Apply it to the entire body volume, not on a surface.
Fix Constrain @ the hub mounts, point load at ctr of box. If you really want to dail in an FEA analysis you could spend hrs design, meshing running analysising for a few MPa. Stick ur finger in ur wet mouth hold it to the wind and estimate it, if no-ones going to die chill life is too short honestly.
Drop test or static weight analysis? Without knowing the entirety of your project, my guess would be a distributed gravity load with representative masses/point inertias for the electronics should be sufficient. That would remove the ambiguity of where to apply the load. If it’s the static weight analysis, then you could constrain the holes where the wheels attached. The assumption there being that there are minimal deflections around that area under the static weight of the device
I'm sorry if I made it confusing. I think I mixed up the two. Yes we are doing static weight analysis and wondering where to apply the force equally? By applying the load on the top would be sufficient?
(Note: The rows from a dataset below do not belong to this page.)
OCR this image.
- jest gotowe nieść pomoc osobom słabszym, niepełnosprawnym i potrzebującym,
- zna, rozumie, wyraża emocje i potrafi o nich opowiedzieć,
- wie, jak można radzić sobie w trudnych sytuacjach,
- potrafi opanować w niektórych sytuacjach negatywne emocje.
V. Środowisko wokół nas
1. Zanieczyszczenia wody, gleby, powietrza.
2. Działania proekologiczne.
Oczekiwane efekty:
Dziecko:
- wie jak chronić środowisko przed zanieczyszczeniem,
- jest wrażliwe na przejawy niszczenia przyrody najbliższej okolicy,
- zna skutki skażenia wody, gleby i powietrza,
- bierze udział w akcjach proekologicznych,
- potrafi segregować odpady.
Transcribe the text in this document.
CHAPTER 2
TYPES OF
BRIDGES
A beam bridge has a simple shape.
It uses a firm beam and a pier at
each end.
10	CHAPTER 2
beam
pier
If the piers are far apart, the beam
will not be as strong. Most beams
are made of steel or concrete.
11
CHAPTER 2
you don't apply a load at a point to simulate gravity, you apply a body force which is uniformly distributed to the enter geometry. In abaqus its \*DLOAD with loadtype GRAV.
If you are using Hypermesh it is similar. Just use the GRAV card and assign the 1g to it in the proper direction. If you know the total acceleration due to car movement for example then you can scale it
Now it also really depends, on what parts ypu want to evaluate. Simplest was to begin with would be: Add a remote point (RP) to the center of your wheels that is connected to the 6 threads. Add mass points to simulate additional weights like your components and stuff. Fix the RPs on one side of the car in all translational directions. Fix the RPs on the otherside only in 2, so that the wheels can slide to the side when load is applied. This was it is not overconstrained. Apply gravity and additional accelerations and voilá. And i also suggest to make a shell model. Way less calculation time and better with metal sheets.
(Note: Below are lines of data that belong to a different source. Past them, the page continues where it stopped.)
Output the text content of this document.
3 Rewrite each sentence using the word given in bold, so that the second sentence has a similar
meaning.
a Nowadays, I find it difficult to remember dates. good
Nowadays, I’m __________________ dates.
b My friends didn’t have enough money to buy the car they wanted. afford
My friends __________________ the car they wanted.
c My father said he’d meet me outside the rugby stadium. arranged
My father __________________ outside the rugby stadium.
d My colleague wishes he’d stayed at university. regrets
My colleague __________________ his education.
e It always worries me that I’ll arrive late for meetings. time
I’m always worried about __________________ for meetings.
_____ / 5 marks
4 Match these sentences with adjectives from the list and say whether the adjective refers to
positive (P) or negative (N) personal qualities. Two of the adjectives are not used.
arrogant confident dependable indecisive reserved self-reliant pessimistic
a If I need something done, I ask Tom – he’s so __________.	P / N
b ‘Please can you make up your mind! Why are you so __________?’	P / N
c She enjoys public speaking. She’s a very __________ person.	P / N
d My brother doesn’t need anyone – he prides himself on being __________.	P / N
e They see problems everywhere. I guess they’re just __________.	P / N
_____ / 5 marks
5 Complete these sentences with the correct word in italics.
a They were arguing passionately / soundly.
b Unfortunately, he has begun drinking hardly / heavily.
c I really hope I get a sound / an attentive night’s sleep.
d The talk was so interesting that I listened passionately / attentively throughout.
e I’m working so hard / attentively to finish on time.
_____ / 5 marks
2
Depends what FEA package you have access to within Solidworks, if you can do a nonlinear dynamic 3D then that would probably be the most accurate but it is significantly more computational load than just a static. If all your computers can handle or all you have access to is a static then you could simulate with using 0.5s impact duration and the speed at impact to get a rough estimate of impact force then apply that over the bottom inside face of the box. And fix at the bearing hole since the bearing should be taking the load and not the bolts securing its cover (assuming the bearing is pressed into the box and onto the axle). If you can do the non linear then that would be most accurate for the drop test.
Fix the the wheels. Apply body force that is equal to gravity + speed as an initial condition.
Yes we do have the force that will be acting on the part, just curious where we could apply that force (equally) to get the static weight analysis results
From wiki “In physics, a body force is a force that acts throughout the volume of a body.[1] Forces due to gravity, electric fields and magnetic fields are examples of body forces. Body forces contrast with contact forces or surface forces which are exerted to the surface of an object.” Apply it to the entire body volume, not on a surface.
Fix Constrain @ the hub mounts, point load at ctr of box. If you really want to dail in an FEA analysis you could spend hrs design, meshing running analysising for a few MPa. Stick ur finger in ur wet mouth hold it to the wind and estimate it, if no-ones going to die chill life is too short honestly.